Cann Group Limited (ASX: CAN) announced on Monday data entry for the company’s Phase III low-dose CBD clinical trial has been completed.
The race is on in Australia among a number of medical cannabis companies vying to be the first to get the regulatory green light for cannabidiol (CBD) medicines that don’t require a prescription.
It has been legal to buy certain CBD medicines without a prescription in Australia as Schedule 3 (Pharmacist Only) products since February last year after Australia’s Therapeutic Goods Administration (TGA) announced a final decision on down-scheduling low-dose CBD in late 2020. But medicines are yet to appear in pharmacies as there are a bunch of regulatory hurdles that must be cleared before a product can achieve the coveted S3 status.
Cann Group is one of the companies in the race with its proprietary Satipharm CBD capsules, targeting the treatment of sleep disturbance.
Cann says 257 participants have completed the Phase III trial, well beyond the company’s initial target of 212. The final participant enrolled in the trial has attended their last study visit. As for the results of the study, they’ll be revealed in the “coming weeks”, previously noted by Cann Group as early 2023.
Cann Group CEO Peter Crock said:
“This is a great achievement as part of our over-the-counter CBD strategy, and shows how quickly we are working towards a definitive outcome.”
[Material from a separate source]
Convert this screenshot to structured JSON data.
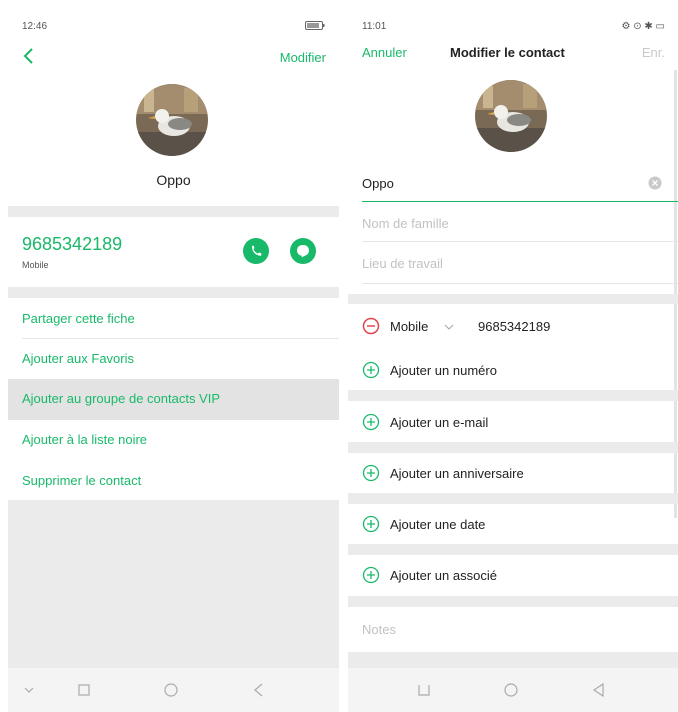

In April this year, GSK Consumer Healthcare (trading as Haleon), secured an exclusive evaluation and option agreement with Cann for the marketing and sale of Satipharm CBD capsules in Australia, and potentially other markets around the world. Early this month the parties subsequently agreed to and signed a non-binding commercial term sheet.
After the results of the trial are made available, Haleon will determine if it wishes to take up its option to market and distribute Satipharm CBD.
Satipharm CBD 50mg capsules, which feature “gelpell” technology, are currently only available in Australia through the Therapeutic Goods Administration (TGA) Special Access Scheme (Category B) or through the Authorised Prescriber Scheme. As things currently stand, the medicine is not approved in Australia for any specific indication.